House Committee grills FCC chairman on DTV reception; MSTV responds

The House Telecommunications & Internet Subcommittee grilled FCC chairman Kevin Martin last week about the Centris study that suggested that there would be coverage gaps between current analog signals and DTV signals that could leave viewers without channels they had historically received.

Arguing that FCC engineers found flaws in the study, Martin told the committee that viewers in the FCC-designated coverage areas today would receive the same signals in digital. He conceded that up to 5 percent in areas beyond that might lose some channels, although those were not channels they were technically supposed to be getting anyway.

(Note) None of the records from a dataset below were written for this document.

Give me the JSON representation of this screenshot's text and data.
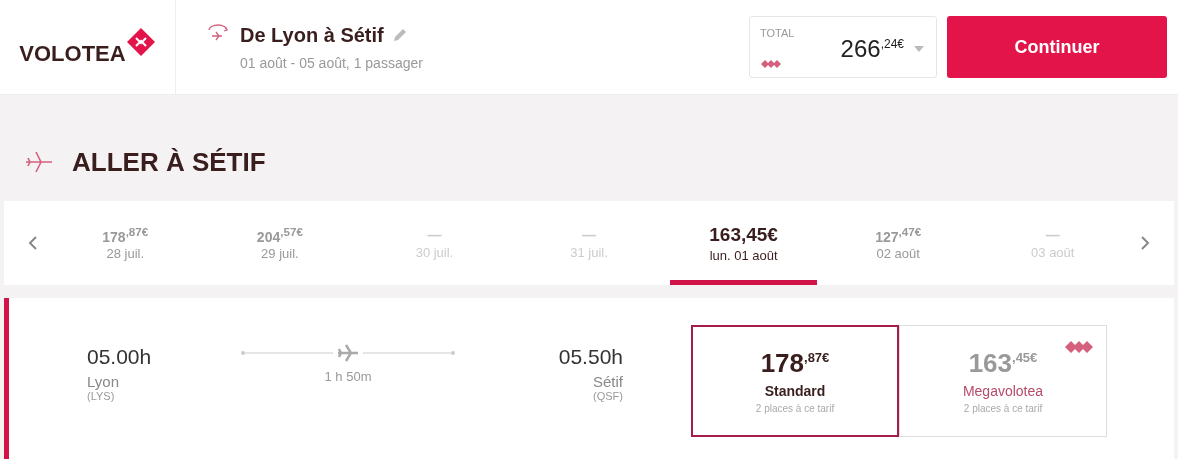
{
  "header": {
    "logo": "VOLOTEA",
    "route": "De Lyon à Sétif",
    "details": "01 août - 05 août, 1 passager",
    "total_label": "TOTAL",
    "total": "266$^{,24€}$",
    "continue": "Continuer"
  },
  "section_title": "ALLER À SÉTIF",
  "dates": [
    {
      "price": "178$^{,87€}$",
      "date": "28 juil.",
      "available": true,
      "selected": false
    },
    {
      "price": "204$^{,57€}$",
      "date": "29 juil.",
      "available": true,
      "selected": false
    },
    {
      "price": "—",
      "date": "30 juil.",
      "available": false,
      "selected": false
    },
    {
      "price": "—",
      "date": "31 juil.",
      "available": false,
      "selected": false
    },
    {
      "price": "163,45€",
      "date": "lun. 01 août",
      "available": true,
      "selected": true
    },
    {
      "price": "127$^{,47€}$",
      "date": "02 août",
      "available": true,
      "selected": false
    },
    {
      "price": "—",
      "date": "03 août",
      "available": false,
      "selected": false
    }
  ],
  "flight": {
    "depart_time": "05.00h",
    "depart_city": "Lyon",
    "depart_code": "(LYS)",
    "duration": "1 h 50m",
    "arrive_time": "05.50h",
    "arrive_city": "Sétif",
    "arrive_code": "(QSF)",
    "fares": [
      {
        "kind": "standard",
        "price": "178$^{,87€}$",
        "name": "Standard",
        "seats": "2 places à ce tarif",
        "selected": true
      },
      {
        "kind": "mega",
        "price": "163$^{,45€}$",
        "name": "Megavolotea",
        "seats": "2 places à ce tarif",
        "selected": false
      }
    ]
  }
}
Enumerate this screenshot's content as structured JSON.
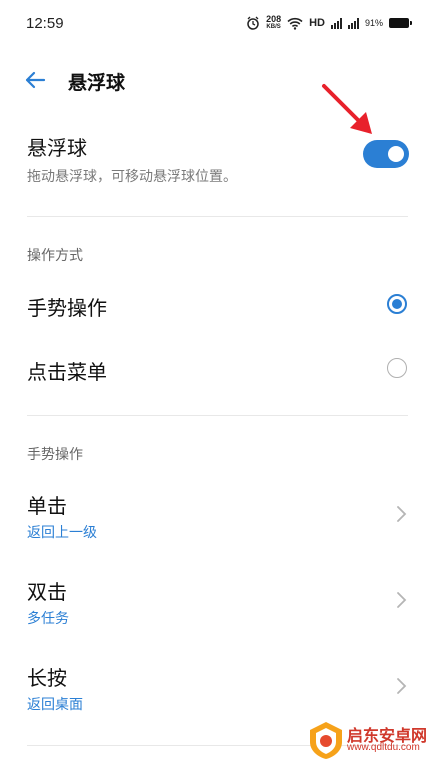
{
  "status_bar": {
    "time": "12:59",
    "net_speed": "208",
    "net_unit": "KB/S",
    "hd": "HD",
    "battery": "91%"
  },
  "header": {
    "title": "悬浮球"
  },
  "floating_ball": {
    "title": "悬浮球",
    "subtitle": "拖动悬浮球，可移动悬浮球位置。",
    "enabled": true
  },
  "operation_mode": {
    "label": "操作方式",
    "options": [
      {
        "label": "手势操作",
        "selected": true
      },
      {
        "label": "点击菜单",
        "selected": false
      }
    ]
  },
  "gestures": {
    "label": "手势操作",
    "items": [
      {
        "title": "单击",
        "value": "返回上一级"
      },
      {
        "title": "双击",
        "value": "多任务"
      },
      {
        "title": "长按",
        "value": "返回桌面"
      }
    ]
  },
  "watermark": {
    "name": "启东安卓网",
    "url": "www.qdltdu.com"
  },
  "colors": {
    "accent": "#2b7fd4",
    "annotation": "#e8212b"
  }
}
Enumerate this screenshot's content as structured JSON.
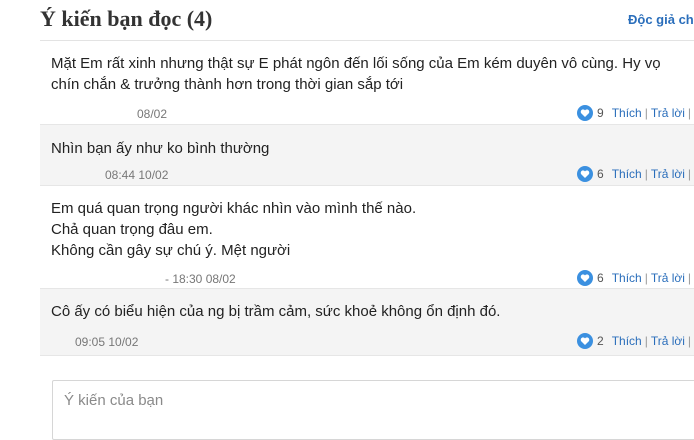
{
  "header": {
    "title": "Ý kiến bạn đọc (4)",
    "reader_link": "Độc giả ch"
  },
  "comments": [
    {
      "text": "Mặt Em rất xinh nhưng thật sự E phát ngôn đến lối sống của Em kém duyên vô cùng. Hy vọ\nchín chắn & trưởng thành hơn trong thời gian sắp tới",
      "author": "",
      "time": "08/02",
      "likes": "9",
      "like_label": "Thích",
      "reply_label": "Trả lời",
      "trail": "|"
    },
    {
      "text": "Nhìn bạn ấy như ko bình thường",
      "author": "",
      "time": "08:44 10/02",
      "likes": "6",
      "like_label": "Thích",
      "reply_label": "Trả lời",
      "trail": "|"
    },
    {
      "text": "Em quá quan trọng người khác nhìn vào mình thế nào.\nChả quan trọng đâu em.\nKhông cần gây sự chú ý. Mệt người",
      "author": "",
      "time": "- 18:30 08/02",
      "likes": "6",
      "like_label": "Thích",
      "reply_label": "Trả lời",
      "trail": "|"
    },
    {
      "text": "Cô ấy có biểu hiện của ng bị trầm cảm, sức khoẻ không ổn định đó.",
      "author": "",
      "time": "09:05 10/02",
      "likes": "2",
      "like_label": "Thích",
      "reply_label": "Trả lời",
      "trail": "|"
    }
  ],
  "comment_input": {
    "placeholder": "Ý kiến của bạn"
  },
  "colors": {
    "accent": "#2a6ebb",
    "like_icon": "#3b90e0",
    "alt_row": "#f4f4f4"
  },
  "icons": {
    "like": "heart-icon"
  }
}
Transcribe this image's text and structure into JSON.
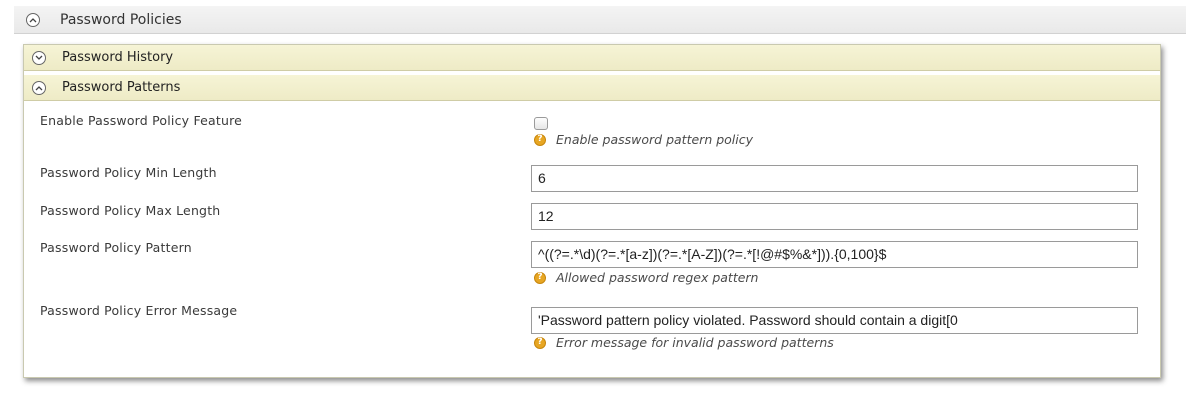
{
  "section": {
    "title": "Password Policies"
  },
  "panel": {
    "history_title": "Password History",
    "patterns_title": "Password Patterns"
  },
  "fields": {
    "enable": {
      "label": "Enable Password Policy Feature",
      "checked": false,
      "hint": "Enable password pattern policy"
    },
    "min_length": {
      "label": "Password Policy Min Length",
      "value": "6"
    },
    "max_length": {
      "label": "Password Policy Max Length",
      "value": "12"
    },
    "pattern": {
      "label": "Password Policy Pattern",
      "value": "^((?=.*\\d)(?=.*[a-z])(?=.*[A-Z])(?=.*[!@#$%&*])).{0,100}$",
      "hint": "Allowed password regex pattern"
    },
    "error_message": {
      "label": "Password Policy Error Message",
      "value": "'Password pattern policy violated. Password should contain a digit[0",
      "hint": "Error message for invalid password patterns"
    }
  },
  "icons": {
    "collapse": "chevron-up-icon",
    "expand": "chevron-down-icon",
    "help": "help-icon"
  },
  "help_glyph": "?",
  "colors": {
    "subheader_bg": "#f1eecb",
    "help_icon": "#e7a623"
  }
}
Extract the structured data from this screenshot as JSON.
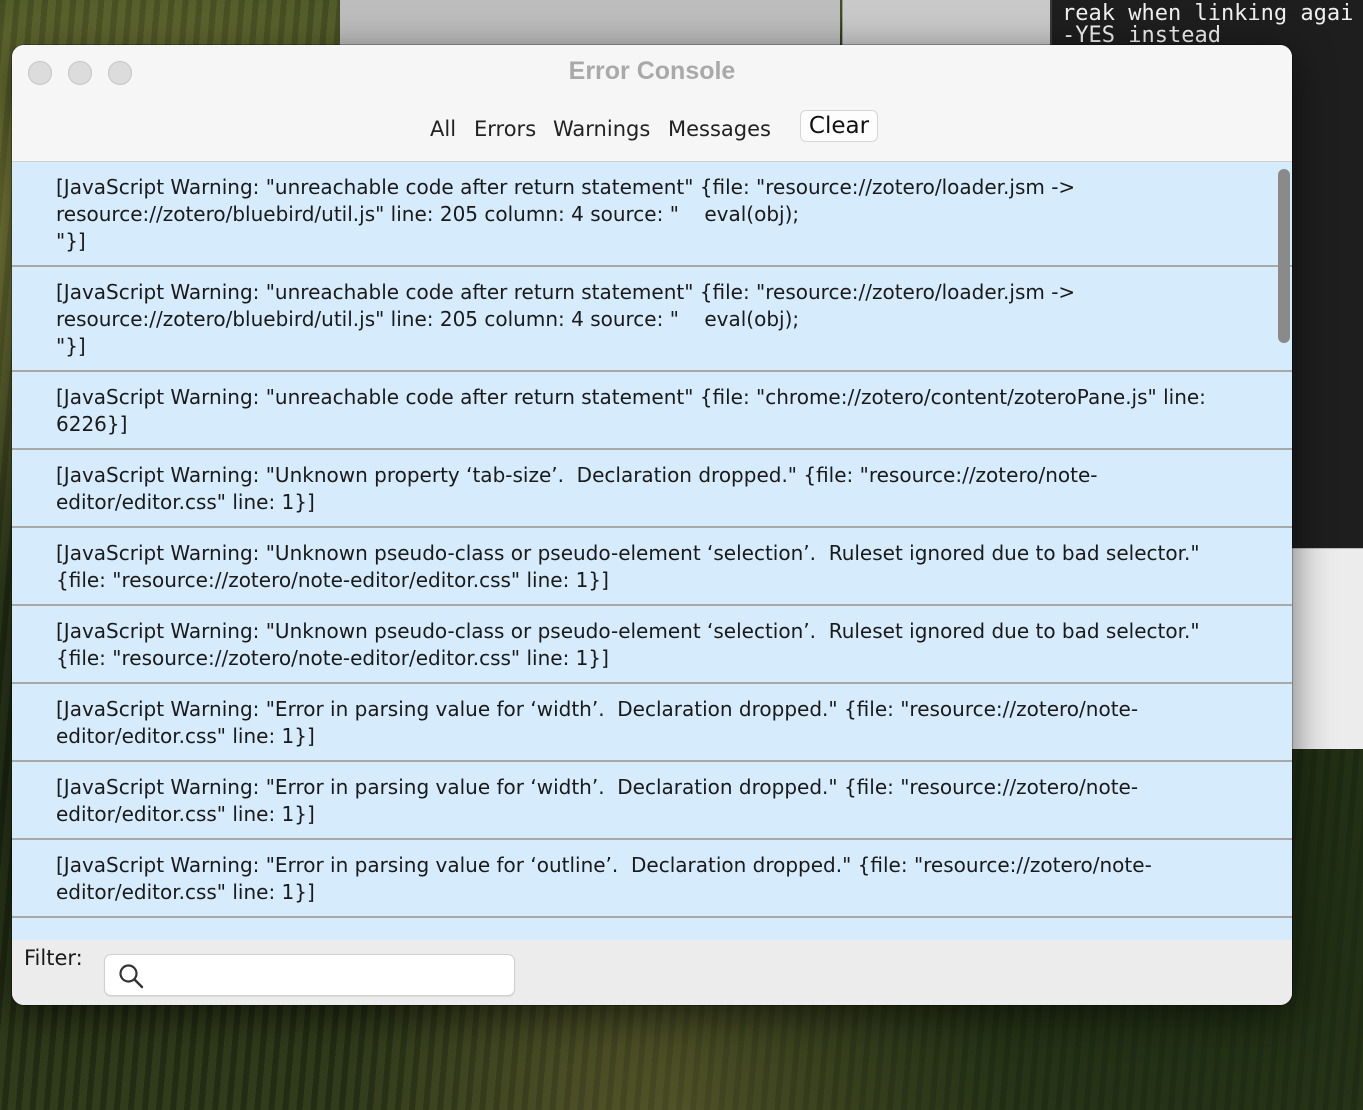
{
  "background": {
    "terminal_lines": [
      "reak when linking agai",
      "-YES instead"
    ]
  },
  "window": {
    "title": "Error Console"
  },
  "toolbar": {
    "all_label": "All",
    "errors_label": "Errors",
    "warnings_label": "Warnings",
    "messages_label": "Messages",
    "clear_label": "Clear"
  },
  "messages": [
    "[JavaScript Warning: \"unreachable code after return statement\" {file: \"resource://zotero/loader.jsm -> resource://zotero/bluebird/util.js\" line: 205 column: 4 source: \"    eval(obj);\n\"}]",
    "[JavaScript Warning: \"unreachable code after return statement\" {file: \"resource://zotero/loader.jsm -> resource://zotero/bluebird/util.js\" line: 205 column: 4 source: \"    eval(obj);\n\"}]",
    "[JavaScript Warning: \"unreachable code after return statement\" {file: \"chrome://zotero/content/zoteroPane.js\" line: 6226}]",
    "[JavaScript Warning: \"Unknown property ‘tab-size’.  Declaration dropped.\" {file: \"resource://zotero/note-editor/editor.css\" line: 1}]",
    "[JavaScript Warning: \"Unknown pseudo-class or pseudo-element ‘selection’.  Ruleset ignored due to bad selector.\" {file: \"resource://zotero/note-editor/editor.css\" line: 1}]",
    "[JavaScript Warning: \"Unknown pseudo-class or pseudo-element ‘selection’.  Ruleset ignored due to bad selector.\" {file: \"resource://zotero/note-editor/editor.css\" line: 1}]",
    "[JavaScript Warning: \"Error in parsing value for ‘width’.  Declaration dropped.\" {file: \"resource://zotero/note-editor/editor.css\" line: 1}]",
    "[JavaScript Warning: \"Error in parsing value for ‘width’.  Declaration dropped.\" {file: \"resource://zotero/note-editor/editor.css\" line: 1}]",
    "[JavaScript Warning: \"Error in parsing value for ‘outline’.  Declaration dropped.\" {file: \"resource://zotero/note-editor/editor.css\" line: 1}]"
  ],
  "filter": {
    "label": "Filter:",
    "value": "",
    "placeholder": ""
  },
  "colors": {
    "message_bg": "#d6ebfb",
    "window_bg": "#ececec",
    "title_text": "#a9a9a9"
  }
}
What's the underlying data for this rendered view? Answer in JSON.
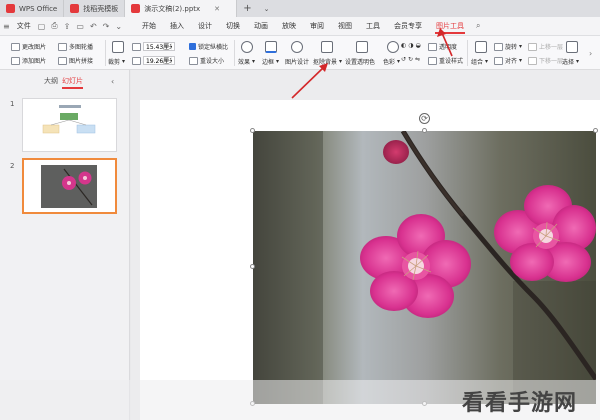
{
  "file_tabs": [
    {
      "label": "WPS Office",
      "color": "#e4393c"
    },
    {
      "label": "找稻壳模板",
      "color": "#e4393c"
    },
    {
      "label": "演示文稿(2).pptx",
      "color": "#e4393c"
    }
  ],
  "menu": {
    "file": "文件",
    "items": [
      "开始",
      "插入",
      "设计",
      "切换",
      "动画",
      "放映",
      "审阅",
      "视图",
      "工具",
      "会员专享"
    ],
    "active": "图片工具"
  },
  "ribbon": {
    "change_picture": "更改图片",
    "multi_crop": "多图轮播",
    "add_picture": "添加图片",
    "picture_combine": "图片拼接",
    "crop": "裁剪",
    "width_value": "15.43厘米",
    "height_value": "19.26厘米",
    "lock_ratio": "锁定纵横比",
    "reset_size": "重设大小",
    "effects": "效果",
    "border": "边框",
    "picture_design": "图片设计",
    "remove_background": "抠除背景",
    "set_transparent": "设置透明色",
    "color": "色彩",
    "transparency": "透明度",
    "reset_style": "重设样式",
    "group": "组合",
    "align": "对齐",
    "rotate": "旋转",
    "up_layer": "上移一层",
    "down_layer": "下移一层",
    "select": "选择"
  },
  "sidebar": {
    "tabs": [
      "大纲",
      "幻灯片"
    ],
    "active_tab": "幻灯片",
    "slides": [
      "1",
      "2"
    ],
    "selected": "2"
  },
  "watermark": "看看手游网",
  "colors": {
    "accent": "#e4393c",
    "selection": "#f08a3c",
    "arrow": "#d4282a"
  }
}
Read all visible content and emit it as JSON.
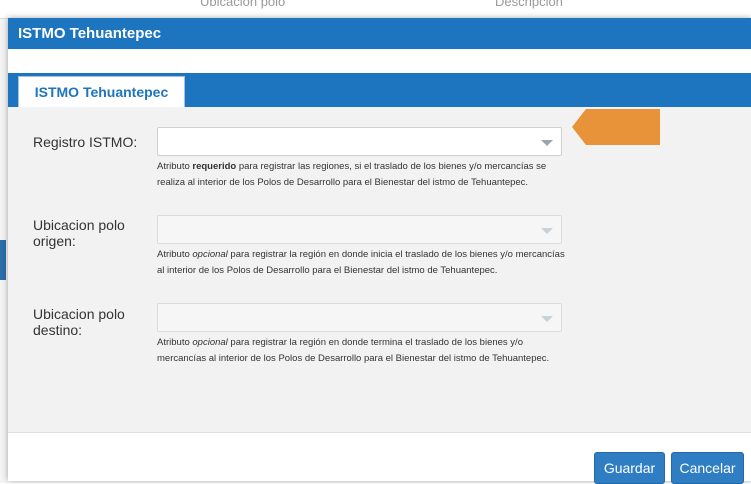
{
  "background": {
    "col1_text": "Ubicacion polo",
    "col2_text": "Descripcion"
  },
  "modal": {
    "title": "ISTMO Tehuantepec",
    "tab_label": "ISTMO Tehuantepec"
  },
  "fields": [
    {
      "label": "Registro ISTMO:",
      "value": "",
      "enabled": true,
      "help_pre": "Atributo ",
      "help_em": "requerido",
      "help_post": " para registrar las regiones, si el traslado de los bienes y/o mercancías se realiza al interior de los Polos de Desarrollo para el Bienestar del istmo de Tehuantepec."
    },
    {
      "label": "Ubicacion polo origen:",
      "value": "",
      "enabled": false,
      "help_pre": "Atributo ",
      "help_em": "opcional",
      "help_post": " para registrar la región en donde inicia el traslado de los bienes y/o mercancías al interior de los Polos de Desarrollo para el Bienestar del istmo de Tehuantepec."
    },
    {
      "label": "Ubicacion polo destino:",
      "value": "",
      "enabled": false,
      "help_pre": "Atributo ",
      "help_em": "opcional",
      "help_post": " para registrar la región en donde termina el traslado de los bienes y/o mercancías al interior de los Polos de Desarrollo para el Bienestar del istmo de Tehuantepec."
    }
  ],
  "footer": {
    "save_label": "Guardar",
    "cancel_label": "Cancelar"
  },
  "colors": {
    "header_blue": "#1d75c0",
    "button_blue": "#2f7ec4",
    "indicator_orange": "#e8923a",
    "content_gray": "#f2f2f2"
  },
  "icons": {
    "dropdown": "chevron-down-icon",
    "indicator": "arrow-left-indicator"
  }
}
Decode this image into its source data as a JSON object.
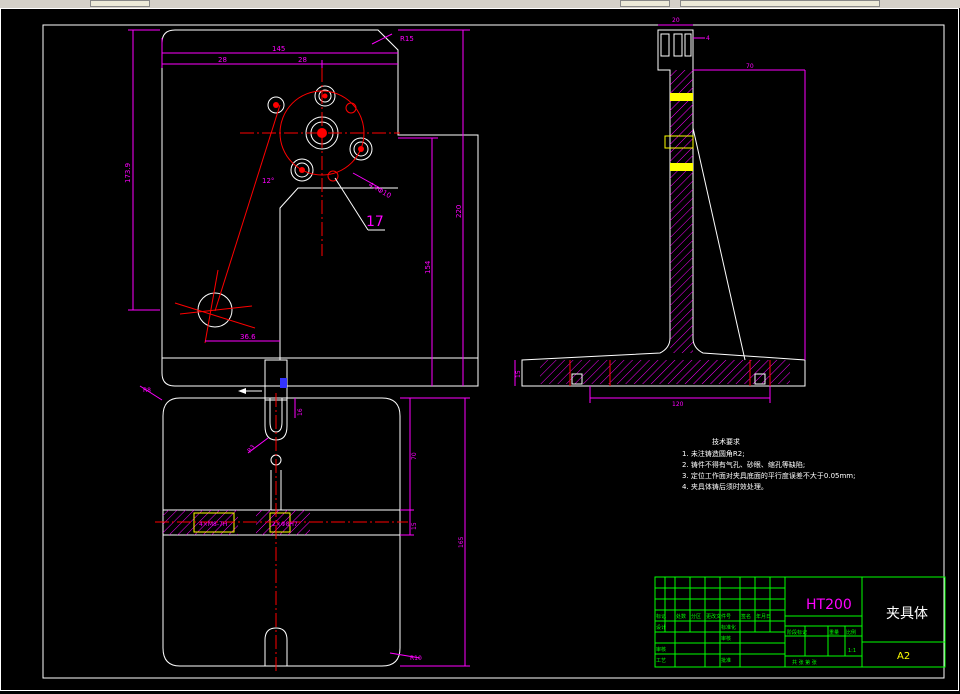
{
  "drawing": {
    "title_block": {
      "material": "HT200",
      "part_name": "夹具体",
      "sheet_size": "A2",
      "scale": "1:1",
      "row_headers": [
        "标记",
        "处数",
        "分区",
        "更改文件号",
        "签名",
        "年月日"
      ],
      "design_label": "设计",
      "standardize_label": "标准化",
      "stage_label": "阶段标记",
      "weight_label": "重量",
      "ratio_label": "比例",
      "review_label": "审核",
      "craft_label": "工艺",
      "approve_label": "批准",
      "process_label": "审核",
      "sheets_text": "共  张  第  张"
    },
    "notes": {
      "heading": "技术要求",
      "items": [
        "1. 未注铸造圆角R2;",
        "2. 铸件不得有气孔、砂眼、缩孔等缺陷;",
        "3. 定位工作面对夹具底面的平行度误差不大于0.05mm;",
        "4. 夹具体铸后须时效处理。"
      ]
    },
    "callouts": {
      "part_17": "17"
    },
    "front_view_dims": {
      "width_total": "145",
      "left_offset": "28",
      "right_offset": "28",
      "height_left": "173.9",
      "height_right": "220",
      "inner_height": "154",
      "small_offset": "36.6",
      "angle": "12°",
      "corner_radius": "R15",
      "hole_label": "4×Φ10"
    },
    "top_view_dims": {
      "slot": "16",
      "height_a": "70",
      "height_b": "15",
      "height_total": "165",
      "corner_radius_tl": "R8",
      "corner_radius_br": "R10",
      "hole_left": "4×M8-7H",
      "hole_right": "2×Φ8H7",
      "angle": "R3"
    },
    "side_view_dims": {
      "top_width": "20",
      "top_small": "4",
      "top_offset": "70",
      "base_height": "15",
      "base_length": "120"
    }
  },
  "colors": {
    "background": "#000000",
    "outline": "#ffffff",
    "dimension": "#ff00ff",
    "center_line": "#ff0000",
    "hatch": "#ff00ff",
    "highlight": "#ffff00",
    "table": "#00ff00",
    "material_text": "#ff00ff"
  }
}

Markey told Martin that he understood that, but Congress was a stimulus-response body and he was concerned about calls from millions of viewers who suddenly weren’t getting a channel they had been getting since 1949.

In other criticism of the study, MSTV said that it was not based on real world signal strength measurements. The group that represents full-power stations said Centris uses only small and medium omnidirectional outdoor antennas that the Consumer Electronics Association recommends for homes located within 20mi to 30mi of a TV tower.

MSTV suggests that homes in areas beyond 30mi from a broadcast tower may need larger, perhaps amplified, antennas. This, it said, may also be true in terrain-challenged areas within 30mi of a tower.

Yet, “in no way does this mean DTV service is not unavailable,” MSTV said. “Centris then makes the leap that because these ‘small’ and ‘medium’ antennas may not work for areas outside of 30 miles, or in some terrain-shielded areas, DTV service is not available. This is simply wrong!”

In response, Centris’ Barry Goodstadt said MSTV didn’t understand the analysis his group did. Goodstadt argues that the survey was conservative and that the problem was likely even bigger than the study suggested.

“We assumed that, at a minimum, everyone had a small or medium omnidirectional outdoor antenna when our stats show that only 10 percent of households have such an antenna. Therefore, the coverage data we got back suggested they were going to get even better coverage than they are likely to get.”